The DS4G ion engine utilises a different concept first proposed
in 2001 by David Fearn, a pioneer of ion propulsion in the UK, which solves
this limitation by performing a two-stage process to decouple the extraction
and acceleration of ions using four grids. In the first stage, the first two
grids are closely spaced and both are operated at very high voltage and a low
voltage difference between the two (3 kV) enables the ions to be safely
extracted from the chamber without hitting the grids. Then, in the second
stage, two more grids are positioned at a greater distance 'downstream' and
operated at low voltages. The high voltage difference between the two pairs of
grids powerfully accelerates the extracted ions.

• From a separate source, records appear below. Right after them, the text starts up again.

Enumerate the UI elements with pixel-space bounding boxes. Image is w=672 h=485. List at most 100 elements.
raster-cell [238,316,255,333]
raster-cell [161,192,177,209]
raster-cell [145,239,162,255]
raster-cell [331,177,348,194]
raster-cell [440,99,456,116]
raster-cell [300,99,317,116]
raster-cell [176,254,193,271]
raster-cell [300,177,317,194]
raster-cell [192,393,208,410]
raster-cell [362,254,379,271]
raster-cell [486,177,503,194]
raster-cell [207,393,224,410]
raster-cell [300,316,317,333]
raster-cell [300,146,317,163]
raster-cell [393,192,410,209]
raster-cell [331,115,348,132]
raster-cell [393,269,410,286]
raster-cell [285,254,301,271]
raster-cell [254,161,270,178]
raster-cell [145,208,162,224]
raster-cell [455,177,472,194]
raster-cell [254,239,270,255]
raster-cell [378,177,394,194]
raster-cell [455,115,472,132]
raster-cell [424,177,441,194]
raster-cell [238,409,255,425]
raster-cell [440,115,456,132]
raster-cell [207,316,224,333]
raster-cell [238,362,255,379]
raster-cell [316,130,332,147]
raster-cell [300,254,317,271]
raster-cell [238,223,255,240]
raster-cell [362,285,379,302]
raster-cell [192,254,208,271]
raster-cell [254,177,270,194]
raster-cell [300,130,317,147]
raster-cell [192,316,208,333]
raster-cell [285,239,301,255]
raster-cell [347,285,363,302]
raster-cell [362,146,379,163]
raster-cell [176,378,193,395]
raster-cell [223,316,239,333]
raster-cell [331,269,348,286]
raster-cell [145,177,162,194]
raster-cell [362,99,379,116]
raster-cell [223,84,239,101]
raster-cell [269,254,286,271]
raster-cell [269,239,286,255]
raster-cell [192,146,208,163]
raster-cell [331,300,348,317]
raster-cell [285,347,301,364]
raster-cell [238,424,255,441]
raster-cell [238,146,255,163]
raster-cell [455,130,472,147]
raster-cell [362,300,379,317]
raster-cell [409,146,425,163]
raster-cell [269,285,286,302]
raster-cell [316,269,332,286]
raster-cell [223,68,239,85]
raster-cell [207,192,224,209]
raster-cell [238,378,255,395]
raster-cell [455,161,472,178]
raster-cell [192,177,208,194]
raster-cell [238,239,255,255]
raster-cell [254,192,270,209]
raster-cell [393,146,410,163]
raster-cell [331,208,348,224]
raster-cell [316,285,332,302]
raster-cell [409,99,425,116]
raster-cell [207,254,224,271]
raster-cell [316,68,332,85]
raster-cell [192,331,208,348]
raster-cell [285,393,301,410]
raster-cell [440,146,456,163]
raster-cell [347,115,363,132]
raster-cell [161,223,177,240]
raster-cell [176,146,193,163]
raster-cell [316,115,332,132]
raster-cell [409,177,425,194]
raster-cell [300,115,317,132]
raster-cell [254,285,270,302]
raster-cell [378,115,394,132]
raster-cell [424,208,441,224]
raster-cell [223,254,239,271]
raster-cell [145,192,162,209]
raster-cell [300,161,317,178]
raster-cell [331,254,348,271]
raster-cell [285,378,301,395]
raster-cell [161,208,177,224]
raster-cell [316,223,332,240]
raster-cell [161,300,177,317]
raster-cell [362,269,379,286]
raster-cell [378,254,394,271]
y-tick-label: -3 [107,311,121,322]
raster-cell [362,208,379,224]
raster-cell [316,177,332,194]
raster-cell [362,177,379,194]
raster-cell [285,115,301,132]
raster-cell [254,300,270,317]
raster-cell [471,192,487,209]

DS4G ion thruster Performance
The test model achieved voltage differences as high as 30kV and
produced an ion exhaust plume that travelled at 210,000 m/s, over four times
faster than state-of-the-art ion engine designs achieve. This makes it four
times more fuel efficient, and also enables an engine design which is many
times more compact than present thrusters, allowing the design to be scaled up
in size to operate at high power and thrust. Due to the very high acceleration,
the ion exhaust plume was very narrow, diverging by only 3 degrees, which is
five times narrower than present systems. This reduces the fuel needed to
correct the orientation of spacecraft from small uncertainties in the thrust
direction.
There is of course still a great deal of work to be done before
the new engine design can fly in space. "Working with our industrial partners,
the next challenge is to transition this promising new engine design from
laboratory experiment to spacecraft flight model and properly define the new
missions that it will enable", says José Gonzalez del Amo, Head of Electric
Propulsion at ESA. The flight-suitable engines must then be tested: and for ion
engines this is a long process.
"This is an ultra-ion engine. It has exceeded the current crop
by many times and opens up a whole new frontier of exploration possibilities,"
says Dr Walker of ESA's Advanced Concepts Team, Research Fellow in Advanced
Propulsion and Technical Manager of the project.